His eyes opened wide. Lenny would never be caught now, because he’d caught something—a bullet. He was slumped to one side, staring at Wilmer with glazed, dead eyes. Wherever Sheila was, Lenny was now with her.

Wilmer felt a tremble go through him. It just as easily could have been him. He felt the same guilty sort of relief that any soldier feels when the trooper next to him in line has taken the bullet.

“Lousy feds,” he muttered.

In the distance he heard the screech of tires and the sputtering of an engine that could only be one that had sustained the sort of punishment Lenny had inflicted on the Plymouth. Backfiring, chugging, but determined. The feds would be there in minutes, checking through the hangars.

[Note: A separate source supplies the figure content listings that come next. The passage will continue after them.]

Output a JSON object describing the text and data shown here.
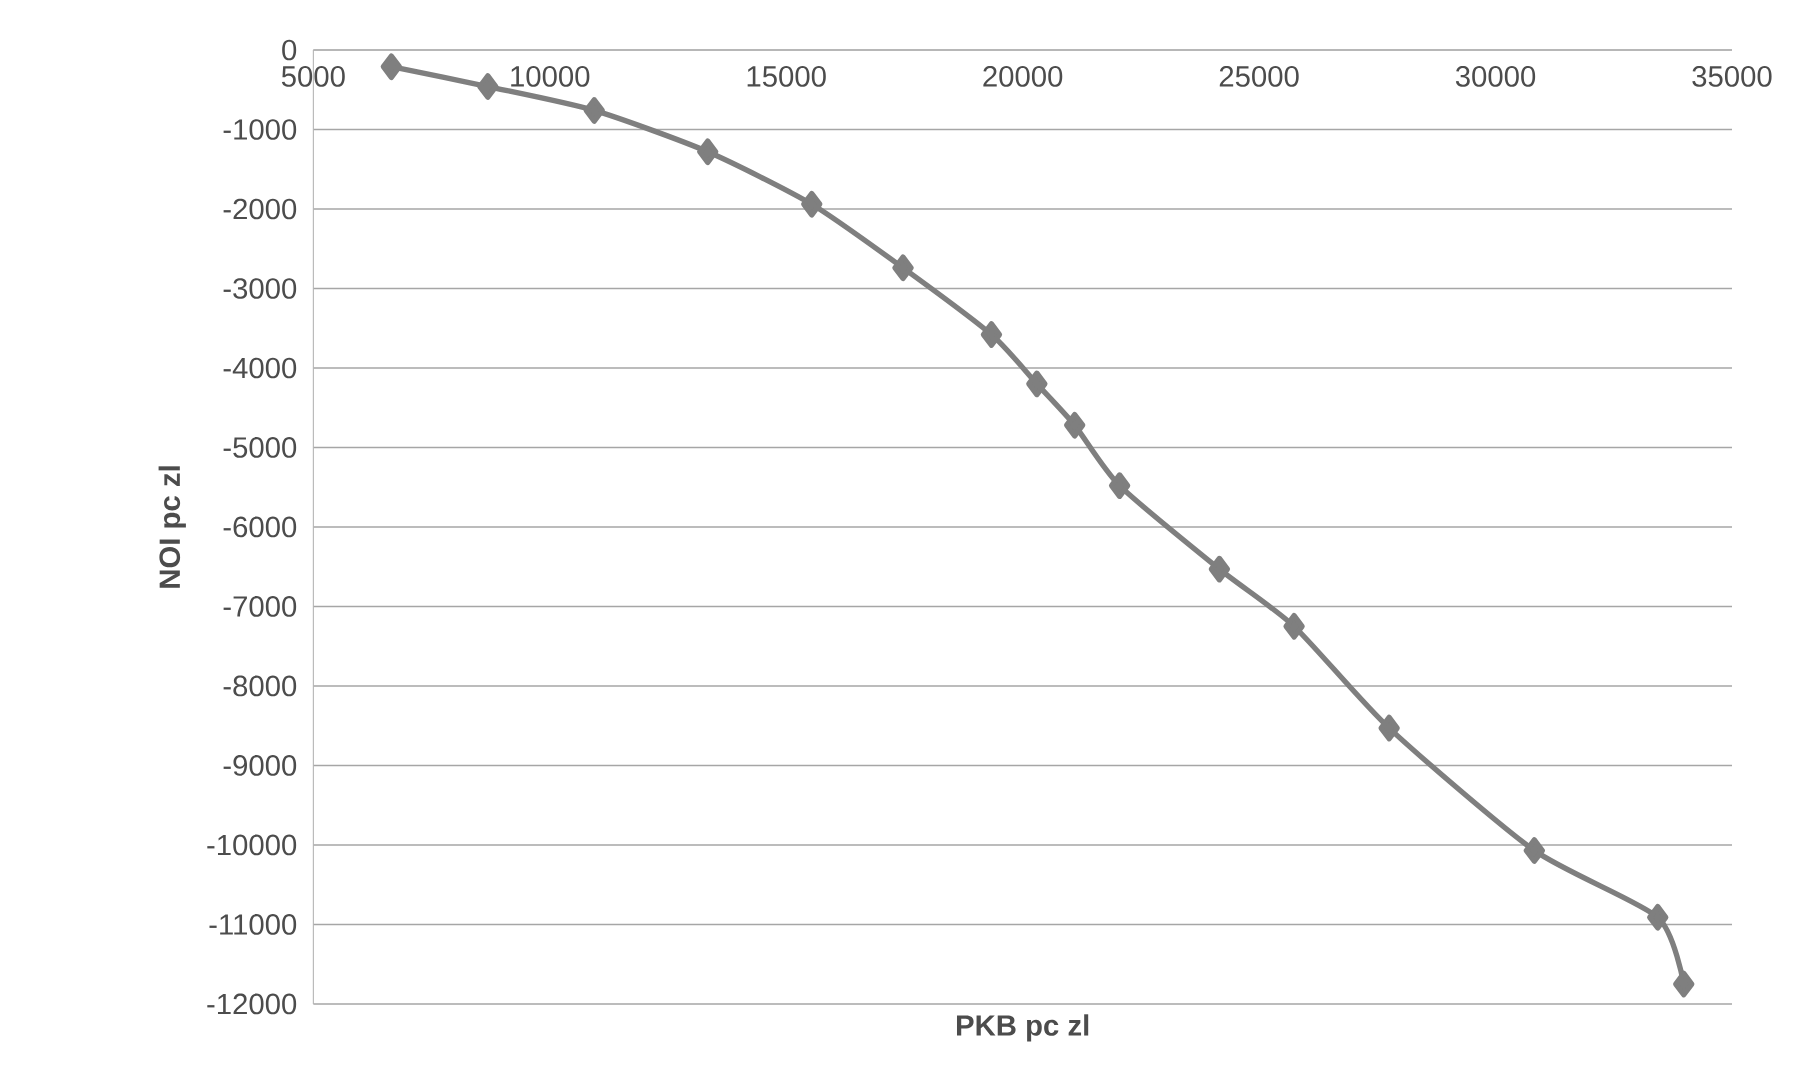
{
  "chart_data": {
    "type": "line",
    "xlabel": "PKB pc zl",
    "ylabel": "NOI pc zl",
    "x": [
      6650,
      8690,
      10940,
      13340,
      15540,
      17470,
      19340,
      20300,
      21100,
      22050,
      24160,
      25740,
      27750,
      30820,
      33430,
      33980
    ],
    "values": [
      -210,
      -460,
      -760,
      -1280,
      -1940,
      -2740,
      -3580,
      -4200,
      -4720,
      -5480,
      -6530,
      -7250,
      -8530,
      -10070,
      -10910,
      -11750
    ],
    "color": "#7f7f7f",
    "marker": "diamond",
    "line_style": "solid",
    "grid": "y",
    "xlim": [
      5000,
      35000
    ],
    "ylim": [
      -12000,
      0
    ],
    "xticks": [
      5000,
      10000,
      15000,
      20000,
      25000,
      30000,
      35000
    ],
    "yticks": [
      -12000,
      -11000,
      -10000,
      -9000,
      -8000,
      -7000,
      -6000,
      -5000,
      -4000,
      -3000,
      -2000,
      -1000,
      0
    ]
  }
}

He was going to get caught. After all this, on the edge of a clean getaway and a new life, he was going to get caught. He couldn’t fly a plane. Maybe the roadster could still outrace the feds. Sure. There was a better than even chance. But what if he couldn’t? And he got nailed holding the contents of the case?

His mind was racing as fast as the GeeBee that was wobbling into view in the distance, but he paid it no heed. For his frantic gaze had fallen upon a vacuum cleaner that had been designed in that obnoxious art deco style. Wilmer couldn’t stand that look, but suddenly it was starting to grow on him, especially when he saw the duffel bag next to the vacuum cleaner.